On its first day in the limelight as the Nymex prompt contract, April rebounded to fill in a nagging gap left on the chart from early December. However, once the initial excitement wore off, the market was free to drift lazily sideways Thursday. It closed at $5.391, up 17 cents for the session, and within striking distance of its $5.43 high for the session.

According to the Energy Information Administration, 164 Bcf was pulled from storage during the week ending Feb. 20, dropping inventories to 1,267 Bcf. Not only was the withdrawal deemed bullish versus the year-ago and five-year average volumes of 154 Bcf and 97 Bcf, respectively, it also was supportive versus the common 140-154 Bcf range of expectations. Storage now stands 253 Bcf above the year-ago level, down from a 263 Bcf surplus a week ago. Versus the five-year average, this year’s storage level is in a deficit situation, having reversed from a 163 Bcf surplus to a 163 Bcf shortfall over the past four weeks.

“The 164 Bcf withdrawal was a surprise,” noted George Leide of Rafferty Technical Research. “We were in line with other estimates in calling for a 146 Bcf withdrawal…For whatever reason, the market has not done a good job of predicting the storage number over the last several weeks,” he said, referring to the tendency for the actual withdrawal figure to surpass the estimates.

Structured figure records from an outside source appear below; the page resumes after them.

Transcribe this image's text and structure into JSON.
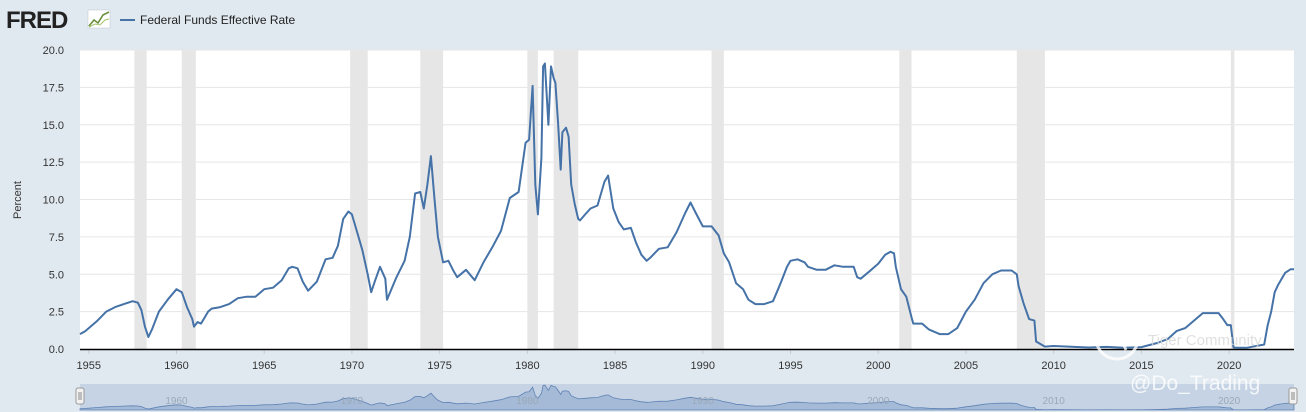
{
  "header": {
    "logo_text": "FRED",
    "logo_icon": "fred-chart-icon",
    "series_color": "#4572a7"
  },
  "watermark": {
    "community": "Tiger Community",
    "handle": "@Do_Trading"
  },
  "navigator": {
    "labels": [
      "1960",
      "1970",
      "1980",
      "1990",
      "2000",
      "2010",
      "2020"
    ]
  },
  "chart_data": {
    "type": "line",
    "title": "",
    "xlabel": "",
    "ylabel": "Percent",
    "xlim": [
      1954.5,
      2023.7
    ],
    "ylim": [
      0,
      20
    ],
    "y_ticks": [
      "0.0",
      "2.5",
      "5.0",
      "7.5",
      "10.0",
      "12.5",
      "15.0",
      "17.5",
      "20.0"
    ],
    "x_ticks": [
      "1955",
      "1960",
      "1965",
      "1970",
      "1975",
      "1980",
      "1985",
      "1990",
      "1995",
      "2000",
      "2005",
      "2010",
      "2015",
      "2020"
    ],
    "grid": "horizontal",
    "legend": "top-left",
    "recessions": [
      [
        1957.6,
        1958.3
      ],
      [
        1960.3,
        1961.1
      ],
      [
        1969.9,
        1970.9
      ],
      [
        1973.9,
        1975.2
      ],
      [
        1980.0,
        1980.6
      ],
      [
        1981.5,
        1982.9
      ],
      [
        1990.5,
        1991.2
      ],
      [
        2001.2,
        2001.9
      ],
      [
        2007.9,
        2009.5
      ],
      [
        2020.1,
        2020.3
      ]
    ],
    "series": [
      {
        "name": "Federal Funds Effective Rate",
        "color": "#4572a7",
        "x": [
          1954.5,
          1954.8,
          1955.0,
          1955.5,
          1956.0,
          1956.5,
          1957.0,
          1957.5,
          1957.8,
          1958.0,
          1958.2,
          1958.4,
          1958.6,
          1959.0,
          1959.5,
          1960.0,
          1960.3,
          1960.6,
          1960.9,
          1961.0,
          1961.2,
          1961.4,
          1961.6,
          1961.8,
          1962.0,
          1962.5,
          1963.0,
          1963.5,
          1964.0,
          1964.5,
          1965.0,
          1965.5,
          1966.0,
          1966.4,
          1966.6,
          1966.9,
          1967.2,
          1967.5,
          1968.0,
          1968.5,
          1968.9,
          1969.2,
          1969.5,
          1969.8,
          1970.0,
          1970.3,
          1970.6,
          1970.9,
          1971.1,
          1971.3,
          1971.6,
          1971.9,
          1972.0,
          1972.5,
          1973.0,
          1973.3,
          1973.6,
          1973.9,
          1974.1,
          1974.3,
          1974.5,
          1974.7,
          1974.9,
          1975.2,
          1975.5,
          1975.8,
          1976.0,
          1976.5,
          1977.0,
          1977.5,
          1978.0,
          1978.5,
          1979.0,
          1979.5,
          1979.9,
          1980.1,
          1980.3,
          1980.45,
          1980.6,
          1980.8,
          1980.9,
          1981.0,
          1981.2,
          1981.35,
          1981.5,
          1981.6,
          1981.75,
          1981.9,
          1982.0,
          1982.2,
          1982.35,
          1982.5,
          1982.7,
          1982.9,
          1983.0,
          1983.3,
          1983.6,
          1984.0,
          1984.4,
          1984.6,
          1984.9,
          1985.2,
          1985.5,
          1985.9,
          1986.2,
          1986.5,
          1986.8,
          1987.0,
          1987.5,
          1988.0,
          1988.5,
          1989.0,
          1989.3,
          1989.6,
          1990.0,
          1990.5,
          1990.9,
          1991.2,
          1991.5,
          1991.9,
          1992.3,
          1992.6,
          1993.0,
          1993.5,
          1994.0,
          1994.4,
          1994.8,
          1995.0,
          1995.4,
          1995.8,
          1996.0,
          1996.5,
          1997.0,
          1997.5,
          1998.0,
          1998.6,
          1998.8,
          1999.0,
          1999.5,
          2000.0,
          2000.4,
          2000.7,
          2000.9,
          2001.0,
          2001.3,
          2001.6,
          2001.9,
          2002.0,
          2002.5,
          2002.9,
          2003.5,
          2004.0,
          2004.5,
          2005.0,
          2005.5,
          2006.0,
          2006.5,
          2007.0,
          2007.6,
          2007.9,
          2008.0,
          2008.3,
          2008.6,
          2008.9,
          2009.0,
          2009.5,
          2010.0,
          2011.0,
          2012.0,
          2013.0,
          2014.0,
          2015.0,
          2015.9,
          2016.5,
          2017.0,
          2017.5,
          2018.0,
          2018.5,
          2019.0,
          2019.4,
          2019.6,
          2019.9,
          2020.1,
          2020.25,
          2020.5,
          2021.0,
          2022.0,
          2022.2,
          2022.4,
          2022.6,
          2022.8,
          2022.95,
          2023.2,
          2023.5,
          2023.7
        ],
        "values": [
          1.0,
          1.2,
          1.4,
          1.9,
          2.5,
          2.8,
          3.0,
          3.2,
          3.1,
          2.6,
          1.5,
          0.8,
          1.3,
          2.5,
          3.3,
          4.0,
          3.8,
          2.8,
          2.0,
          1.5,
          1.8,
          1.7,
          2.1,
          2.5,
          2.7,
          2.8,
          3.0,
          3.4,
          3.5,
          3.5,
          4.0,
          4.1,
          4.6,
          5.4,
          5.5,
          5.4,
          4.5,
          3.9,
          4.5,
          6.0,
          6.1,
          6.9,
          8.7,
          9.2,
          9.0,
          7.8,
          6.6,
          5.0,
          3.8,
          4.5,
          5.5,
          4.7,
          3.3,
          4.7,
          5.9,
          7.5,
          10.4,
          10.5,
          9.4,
          11.0,
          12.9,
          10.1,
          7.5,
          5.8,
          5.9,
          5.2,
          4.8,
          5.3,
          4.6,
          5.8,
          6.8,
          7.9,
          10.1,
          10.5,
          13.8,
          14.0,
          17.6,
          11.0,
          9.0,
          12.8,
          18.9,
          19.1,
          15.0,
          18.9,
          18.1,
          17.8,
          15.1,
          12.0,
          14.5,
          14.8,
          14.2,
          11.0,
          9.7,
          8.7,
          8.6,
          9.0,
          9.4,
          9.6,
          11.2,
          11.6,
          9.4,
          8.5,
          8.0,
          8.1,
          7.1,
          6.3,
          5.9,
          6.1,
          6.7,
          6.8,
          7.8,
          9.1,
          9.8,
          9.1,
          8.2,
          8.2,
          7.6,
          6.4,
          5.8,
          4.4,
          4.0,
          3.3,
          3.0,
          3.0,
          3.2,
          4.3,
          5.5,
          5.9,
          6.0,
          5.8,
          5.5,
          5.3,
          5.3,
          5.6,
          5.5,
          5.5,
          4.8,
          4.7,
          5.2,
          5.7,
          6.3,
          6.5,
          6.4,
          5.5,
          4.0,
          3.5,
          2.1,
          1.7,
          1.7,
          1.3,
          1.0,
          1.0,
          1.4,
          2.5,
          3.3,
          4.4,
          5.0,
          5.25,
          5.25,
          5.0,
          4.2,
          3.0,
          2.0,
          1.9,
          0.5,
          0.16,
          0.2,
          0.15,
          0.1,
          0.14,
          0.09,
          0.13,
          0.4,
          0.66,
          1.2,
          1.4,
          1.9,
          2.4,
          2.4,
          2.4,
          2.1,
          1.6,
          1.6,
          0.1,
          0.08,
          0.08,
          0.3,
          1.6,
          2.5,
          3.8,
          4.3,
          4.6,
          5.1,
          5.33,
          5.33
        ]
      }
    ]
  }
}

Ron Barone of UBS agreed, adding that large storage withdrawals could be a sign that the market is expecting lower prices in the month of March. “Assuming the 164 Bcf is not a ‘lumpy figure’ the higher-than-expected withdrawal could be the result of lagged incremental demand post the ongoing decline in cash prices.” Another factor, Barone continued, is the seasonal cycling of storage by operators tied to ratchet provisions specified in their storage contracts.

The market responded to the bullish news with conviction Thursday and gained 22 cents in 30 minutes to top out at $5.43 at 11 a.m. EST. “The market held Wednesday where it needed to hold,” Leide continued. “Support was layered in at stand-out lows put in before the breakout.” Specifically, he pointed to the coincidence of the $5.06 low notched on the daily continuation chart on Dec. 1 and then again Wednesday.

After the 30-minute buying frenzy, the market quieted considerably, giving market-watchers time to catch their breath and contemplate the next price change. Although he is eager to take long profits moves above the $5.42 level, Leide is also mindful that a break above $5.51 could nullify the bear trend. “We have a head and shoulders top on the April chart. As long as we do not break above [the neckline] at $5.51, this remains a bearish pattern….We saw a nice rally earlier and are happy to take some profits here.”